Clarifying that his own well-publicised issues with the M1 this season are not due to receiving less technical support as a satellite rider, but rather the bike’s inherent character grating with his own riding style, a stance supported by Morbidelli’s near identical struggles at the factory. Yamaha team, Dovizioso added:

“I think the support is OK, I don’t have a problem with Yamaha. I think Yamaha can make something better overall [with the bike, but] it’s not [specifically] about me, to be clear.”

While Factory team riders are currently first (Quartararo) and second (Aleix Espargaro, Aprilia) in the world championship standings, Johann Zarco is third and top Ducati for Pramac.

Gresini’s Enea Bastianini is the next best Satellite rider in fifth, and a winner of three races, while Jorge Martin (Pramac) and Marco Bezzecchi (VR46) have also made podium appearances so far this year.

Having confirmed he will not race in MotoGP next seasonDovizioso will start the first of his final nine GPs at Silverstone this weekend.

“I think Silverstone is one of the best tracks in our calendar, it’s wide and fast,” he said. “You can find everything on that track. Yet, it’s very, very difficult to be competitive there and it’s very demanding, but a really wonderful track. So it’s very nice to go back there and race in Great Britain.”

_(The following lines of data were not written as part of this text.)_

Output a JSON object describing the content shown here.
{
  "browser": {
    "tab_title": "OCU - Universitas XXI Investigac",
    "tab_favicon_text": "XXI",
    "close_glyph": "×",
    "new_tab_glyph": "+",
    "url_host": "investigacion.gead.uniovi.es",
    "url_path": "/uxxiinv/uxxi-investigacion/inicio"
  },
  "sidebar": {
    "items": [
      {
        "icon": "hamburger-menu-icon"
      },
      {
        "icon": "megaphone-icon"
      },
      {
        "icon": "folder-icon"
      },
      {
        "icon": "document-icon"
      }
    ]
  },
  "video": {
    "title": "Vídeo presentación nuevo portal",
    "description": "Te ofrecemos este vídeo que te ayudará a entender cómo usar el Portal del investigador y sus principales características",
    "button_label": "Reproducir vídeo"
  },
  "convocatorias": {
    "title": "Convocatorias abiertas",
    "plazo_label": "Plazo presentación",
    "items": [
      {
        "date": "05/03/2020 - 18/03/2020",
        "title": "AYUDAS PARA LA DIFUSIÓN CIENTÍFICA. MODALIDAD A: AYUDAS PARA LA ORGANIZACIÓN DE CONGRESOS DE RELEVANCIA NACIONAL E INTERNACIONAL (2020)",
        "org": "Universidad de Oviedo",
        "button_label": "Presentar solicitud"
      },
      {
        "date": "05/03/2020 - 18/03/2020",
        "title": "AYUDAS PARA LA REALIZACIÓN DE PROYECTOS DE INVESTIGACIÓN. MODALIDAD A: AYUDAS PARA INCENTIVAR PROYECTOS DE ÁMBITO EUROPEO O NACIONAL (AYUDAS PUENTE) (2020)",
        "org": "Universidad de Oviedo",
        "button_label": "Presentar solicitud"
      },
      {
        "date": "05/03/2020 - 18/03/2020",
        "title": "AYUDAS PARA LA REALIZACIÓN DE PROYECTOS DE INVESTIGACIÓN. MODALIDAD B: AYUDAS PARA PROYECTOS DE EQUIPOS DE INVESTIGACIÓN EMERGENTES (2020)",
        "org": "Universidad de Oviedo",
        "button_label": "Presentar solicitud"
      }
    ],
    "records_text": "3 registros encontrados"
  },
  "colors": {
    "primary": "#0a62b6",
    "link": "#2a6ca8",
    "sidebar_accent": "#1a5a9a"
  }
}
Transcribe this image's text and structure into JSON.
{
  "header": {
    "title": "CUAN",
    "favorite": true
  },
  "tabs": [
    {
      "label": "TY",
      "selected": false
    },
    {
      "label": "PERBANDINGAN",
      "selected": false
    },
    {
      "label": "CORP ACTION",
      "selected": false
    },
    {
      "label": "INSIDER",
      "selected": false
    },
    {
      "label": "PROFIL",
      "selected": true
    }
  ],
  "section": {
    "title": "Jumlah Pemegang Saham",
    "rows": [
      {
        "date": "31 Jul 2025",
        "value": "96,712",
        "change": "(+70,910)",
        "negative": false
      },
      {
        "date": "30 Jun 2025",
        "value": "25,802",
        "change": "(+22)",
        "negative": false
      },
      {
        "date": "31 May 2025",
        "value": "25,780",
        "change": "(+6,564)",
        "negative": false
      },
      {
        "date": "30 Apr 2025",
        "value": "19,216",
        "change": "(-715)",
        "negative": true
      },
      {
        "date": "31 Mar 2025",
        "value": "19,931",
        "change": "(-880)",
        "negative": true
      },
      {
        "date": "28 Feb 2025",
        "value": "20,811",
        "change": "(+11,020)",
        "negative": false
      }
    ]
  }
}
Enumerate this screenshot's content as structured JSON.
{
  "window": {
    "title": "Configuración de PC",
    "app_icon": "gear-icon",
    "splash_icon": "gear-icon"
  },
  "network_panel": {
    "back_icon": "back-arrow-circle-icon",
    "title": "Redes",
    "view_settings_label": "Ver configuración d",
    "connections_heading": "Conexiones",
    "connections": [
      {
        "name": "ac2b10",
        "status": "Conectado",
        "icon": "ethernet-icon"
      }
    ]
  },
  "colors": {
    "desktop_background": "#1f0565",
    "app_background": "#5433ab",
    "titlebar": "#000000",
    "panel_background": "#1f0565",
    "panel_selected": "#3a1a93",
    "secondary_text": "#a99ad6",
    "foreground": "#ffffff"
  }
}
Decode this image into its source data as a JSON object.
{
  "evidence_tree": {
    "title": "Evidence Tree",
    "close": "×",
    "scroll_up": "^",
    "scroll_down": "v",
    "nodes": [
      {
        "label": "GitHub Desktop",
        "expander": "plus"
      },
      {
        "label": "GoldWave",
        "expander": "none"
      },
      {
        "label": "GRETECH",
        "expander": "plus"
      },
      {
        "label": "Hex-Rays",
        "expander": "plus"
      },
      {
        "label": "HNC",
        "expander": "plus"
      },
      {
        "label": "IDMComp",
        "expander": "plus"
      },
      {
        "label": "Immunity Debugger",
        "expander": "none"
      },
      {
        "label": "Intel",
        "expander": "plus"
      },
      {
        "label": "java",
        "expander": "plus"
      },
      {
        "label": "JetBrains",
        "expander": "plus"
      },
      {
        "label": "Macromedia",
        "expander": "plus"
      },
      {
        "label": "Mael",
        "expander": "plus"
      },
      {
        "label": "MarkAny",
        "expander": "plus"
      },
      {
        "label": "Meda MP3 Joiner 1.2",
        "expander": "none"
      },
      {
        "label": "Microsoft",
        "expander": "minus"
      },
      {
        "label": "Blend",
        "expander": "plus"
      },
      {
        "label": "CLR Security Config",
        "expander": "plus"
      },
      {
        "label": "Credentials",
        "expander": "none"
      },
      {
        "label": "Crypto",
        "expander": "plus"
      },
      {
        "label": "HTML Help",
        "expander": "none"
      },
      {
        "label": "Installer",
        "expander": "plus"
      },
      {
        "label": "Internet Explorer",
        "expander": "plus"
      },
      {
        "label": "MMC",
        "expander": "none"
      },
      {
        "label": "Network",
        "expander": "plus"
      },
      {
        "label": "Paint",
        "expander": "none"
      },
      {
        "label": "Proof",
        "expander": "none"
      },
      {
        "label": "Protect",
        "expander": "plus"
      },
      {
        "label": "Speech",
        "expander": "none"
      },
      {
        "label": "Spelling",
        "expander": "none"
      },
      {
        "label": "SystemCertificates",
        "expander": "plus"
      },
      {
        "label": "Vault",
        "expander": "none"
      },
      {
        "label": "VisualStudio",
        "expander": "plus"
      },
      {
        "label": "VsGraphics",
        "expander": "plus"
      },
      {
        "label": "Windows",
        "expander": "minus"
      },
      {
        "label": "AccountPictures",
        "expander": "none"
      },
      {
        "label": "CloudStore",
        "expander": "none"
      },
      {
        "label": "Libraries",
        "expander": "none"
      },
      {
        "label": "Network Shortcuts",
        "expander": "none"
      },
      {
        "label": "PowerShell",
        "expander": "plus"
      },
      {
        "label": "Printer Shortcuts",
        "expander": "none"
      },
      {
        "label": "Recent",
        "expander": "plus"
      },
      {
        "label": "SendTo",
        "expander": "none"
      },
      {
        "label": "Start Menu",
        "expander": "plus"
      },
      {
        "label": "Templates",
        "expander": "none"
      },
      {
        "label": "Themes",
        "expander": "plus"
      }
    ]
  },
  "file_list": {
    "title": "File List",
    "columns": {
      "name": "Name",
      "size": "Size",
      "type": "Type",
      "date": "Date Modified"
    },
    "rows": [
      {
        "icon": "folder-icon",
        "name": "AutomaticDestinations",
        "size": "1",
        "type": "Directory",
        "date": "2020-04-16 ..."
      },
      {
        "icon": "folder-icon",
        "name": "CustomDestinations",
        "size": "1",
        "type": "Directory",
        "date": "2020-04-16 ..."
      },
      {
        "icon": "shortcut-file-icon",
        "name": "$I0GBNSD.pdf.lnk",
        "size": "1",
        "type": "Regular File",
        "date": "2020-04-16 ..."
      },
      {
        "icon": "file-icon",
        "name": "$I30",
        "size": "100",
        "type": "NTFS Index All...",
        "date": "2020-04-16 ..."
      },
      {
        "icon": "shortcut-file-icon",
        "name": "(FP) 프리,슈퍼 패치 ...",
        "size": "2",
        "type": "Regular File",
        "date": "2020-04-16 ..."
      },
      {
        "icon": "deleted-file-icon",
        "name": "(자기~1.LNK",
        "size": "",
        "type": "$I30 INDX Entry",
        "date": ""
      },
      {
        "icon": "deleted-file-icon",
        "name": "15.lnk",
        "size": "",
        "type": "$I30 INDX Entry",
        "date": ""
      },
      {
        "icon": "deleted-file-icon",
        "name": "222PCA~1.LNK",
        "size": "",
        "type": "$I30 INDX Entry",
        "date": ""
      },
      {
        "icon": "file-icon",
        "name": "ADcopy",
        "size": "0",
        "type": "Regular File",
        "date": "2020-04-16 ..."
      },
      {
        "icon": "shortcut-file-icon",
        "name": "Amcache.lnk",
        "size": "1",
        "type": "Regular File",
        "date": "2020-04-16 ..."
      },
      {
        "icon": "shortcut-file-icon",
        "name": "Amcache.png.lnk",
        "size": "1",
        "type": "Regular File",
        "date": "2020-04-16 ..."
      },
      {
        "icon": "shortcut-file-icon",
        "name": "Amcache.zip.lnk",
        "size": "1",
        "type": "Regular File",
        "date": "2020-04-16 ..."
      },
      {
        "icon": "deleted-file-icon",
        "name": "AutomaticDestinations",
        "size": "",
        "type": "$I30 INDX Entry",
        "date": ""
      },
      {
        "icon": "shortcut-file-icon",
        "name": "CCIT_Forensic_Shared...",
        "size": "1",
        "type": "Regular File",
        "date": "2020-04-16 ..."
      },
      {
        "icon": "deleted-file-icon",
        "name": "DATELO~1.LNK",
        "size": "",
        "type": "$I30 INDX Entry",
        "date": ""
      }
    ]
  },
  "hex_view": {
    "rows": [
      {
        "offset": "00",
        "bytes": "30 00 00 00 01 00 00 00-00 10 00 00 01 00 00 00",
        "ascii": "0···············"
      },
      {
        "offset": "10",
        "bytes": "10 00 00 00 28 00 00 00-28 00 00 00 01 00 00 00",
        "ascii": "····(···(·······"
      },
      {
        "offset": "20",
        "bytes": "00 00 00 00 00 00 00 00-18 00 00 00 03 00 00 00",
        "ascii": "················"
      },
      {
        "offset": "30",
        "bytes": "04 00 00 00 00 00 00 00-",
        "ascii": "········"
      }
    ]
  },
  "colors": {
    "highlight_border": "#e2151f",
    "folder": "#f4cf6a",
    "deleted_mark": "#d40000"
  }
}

Dovizioso is currently tied with rookie teammate Darryn Binder for 21st place in the world championship, with ten points. Morbidelli is 19th on 25 points while Fabio Quartararo leads the standings with 172.

Quartararo is confirmed at the factory Yamaha team until the end of 2024, but Morbidelli’s contract expires at the end of next year, offering a potential factory opportunity for Razgatlioglu.

Meanwhile, with RNF moving to Aprilia machinery next season, there will be no satellite Yamaha team on the 2023 grid.